Shirar smiled and stood aside making a sweeping gesture towards the door. “I understand perfectly. I’ll contact you as soon as the accounts have been cleared.”

“Thank you for taking the time, Second Administrator,” said Al Shei, sticking to courtesies, even though Lipinski was evidently getting impatient.

“Thank you for supplying our needs, ‘Dama.” Shirar walked them out into the corridor. “I am certain you will be hearing from us again.”

They left the Second Administrator in the doorway. Out in the desert sunlight, Lipinski stretched his arms overhead and then let them swing freely down.

“God almighty, I feel better,” he announced to the world at large. “Some of those sequences took so long to download, I was about ready to shi… do something really unmentionable.”

“Me too.” Al Shei gave him a cautious glance. “I am assuming nothing went wrong.”
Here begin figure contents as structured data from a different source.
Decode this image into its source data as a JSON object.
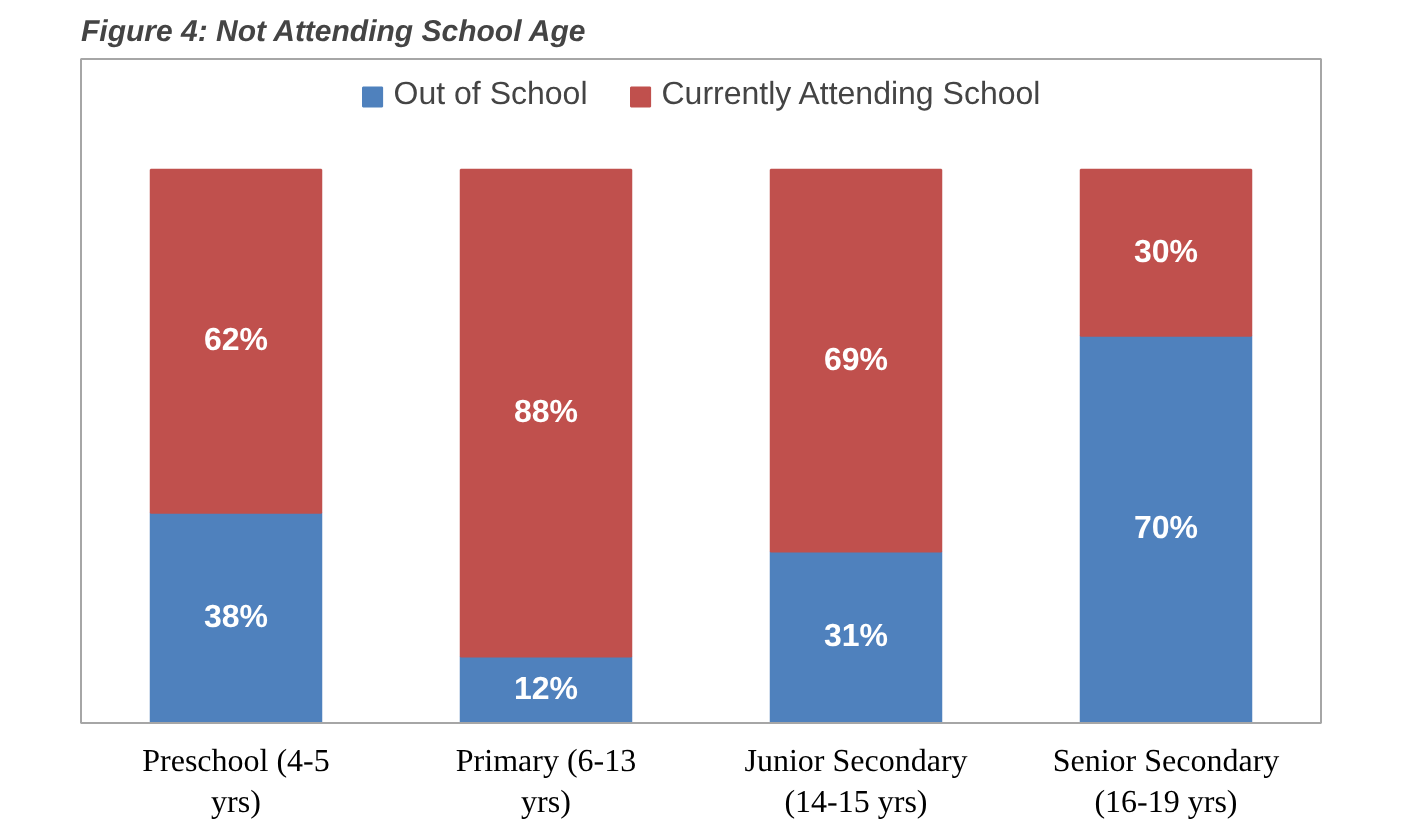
{
  "chart_data": {
    "type": "bar",
    "title": "Figure 4: Not Attending School Age",
    "stacked": true,
    "legend": "top",
    "grid": false,
    "categories": [
      "Preschool (4-5 yrs)",
      "Primary (6-13 yrs)",
      "Junior Secondary (14-15 yrs)",
      "Senior Secondary (16-19 yrs)"
    ],
    "series": [
      {
        "name": "Out of School",
        "color": "#4f81bd",
        "values": [
          38,
          12,
          31,
          70
        ],
        "value_labels": [
          "38%",
          "12%",
          "31%",
          "70%"
        ]
      },
      {
        "name": "Currently Attending School",
        "color": "#c0504d",
        "values": [
          62,
          88,
          69,
          30
        ],
        "value_labels": [
          "62%",
          "88%",
          "69%",
          "30%"
        ]
      }
    ]
  }
}
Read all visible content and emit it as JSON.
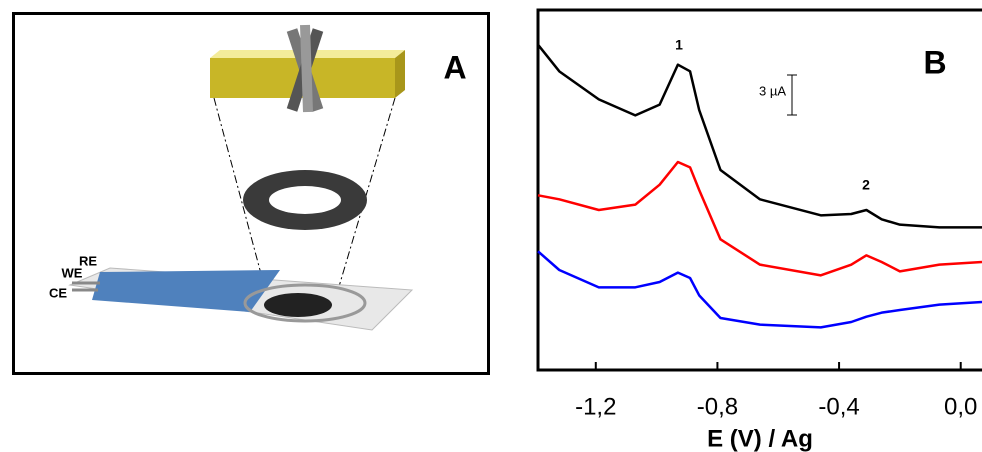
{
  "panel_a": {
    "label": "A",
    "electrodes": [
      "RE",
      "WE",
      "CE"
    ]
  },
  "chart_data": {
    "type": "line",
    "panel_label": "B",
    "xlabel": "E (V) / Ag",
    "annotations": [
      "1",
      "2"
    ],
    "scale_bar": {
      "label": "3 µA",
      "length": 3
    },
    "x": [
      -1.39,
      -1.32,
      -1.19,
      -1.07,
      -0.99,
      -0.93,
      -0.89,
      -0.86,
      -0.79,
      -0.66,
      -0.46,
      -0.36,
      -0.31,
      -0.26,
      -0.2,
      -0.07,
      0.07
    ],
    "series": [
      {
        "color": "#000000",
        "values": [
          24.4,
          22.4,
          20.3,
          19.1,
          19.9,
          22.9,
          22.4,
          19.5,
          15.0,
          12.8,
          11.6,
          11.7,
          12.0,
          11.3,
          10.9,
          10.7,
          10.7
        ]
      },
      {
        "color": "#ff0000",
        "values": [
          13.1,
          12.8,
          12.0,
          12.4,
          13.9,
          15.6,
          15.2,
          13.5,
          9.8,
          7.9,
          7.1,
          7.9,
          8.6,
          8.1,
          7.4,
          7.9,
          8.1
        ]
      },
      {
        "color": "#0000ff",
        "values": [
          8.9,
          7.5,
          6.2,
          6.2,
          6.6,
          7.3,
          6.9,
          5.6,
          3.9,
          3.4,
          3.2,
          3.6,
          4.0,
          4.3,
          4.5,
          4.9,
          5.1
        ]
      }
    ],
    "xlim": [
      -1.39,
      0.07
    ],
    "ylim": [
      0,
      27
    ],
    "xticks": [
      {
        "value": -1.2,
        "label": "-1,2"
      },
      {
        "value": -0.8,
        "label": "-0,8"
      },
      {
        "value": -0.4,
        "label": "-0,4"
      },
      {
        "value": 0,
        "label": "0,0"
      }
    ]
  }
}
“Not a thing,” Lipinski said. “Everything Amory Dane gave us, we gave them, checked, double-checked, and triple-checked, vouched for and sealed.”

“Wonderful,” said Al Shei, meaning it. Then, she looked away and tugged at her tunic sleeve. “Now I’ve got a favor to ask you, Houston.”

The grin faded from his face. “That’s a first, Engine.”

Her mouth twitched. “I know, but it’s been an exceedingly strange run.” She looked up at him again and squared her shoulders. “I’m going to try to find out where Tully got his… merchandise from. I might need you to do some back up research. In that event, I need you to stay in New Medina for your leave. Under contract you don’t have to have any part of this… ”

Lipinski waved his hands. “Only she would bring up a contract now,” he told the nearest orange tree.

“Only you would protest to the vegetation,” Al Shei felt a sudden warmth for her Houston. “Will you do it?”

“Of course I will. I want to know what’s been happening as much as you do. Besides,” he added to the pavement, “my plans haven’t exactly come out right for this trip down.”

Oh dear, Houston, who said no?

 
Al Shei did not ask. She just said, “Thank you.”

“You’re welcome.” He waved towards an approaching tram and didn’t look at her until it pulled up along side them. This one was a newer model than they one they’d arrived in, with tinted windows, but without an operator.

“Please state your destination clearly,” said the tram’s tinny voice.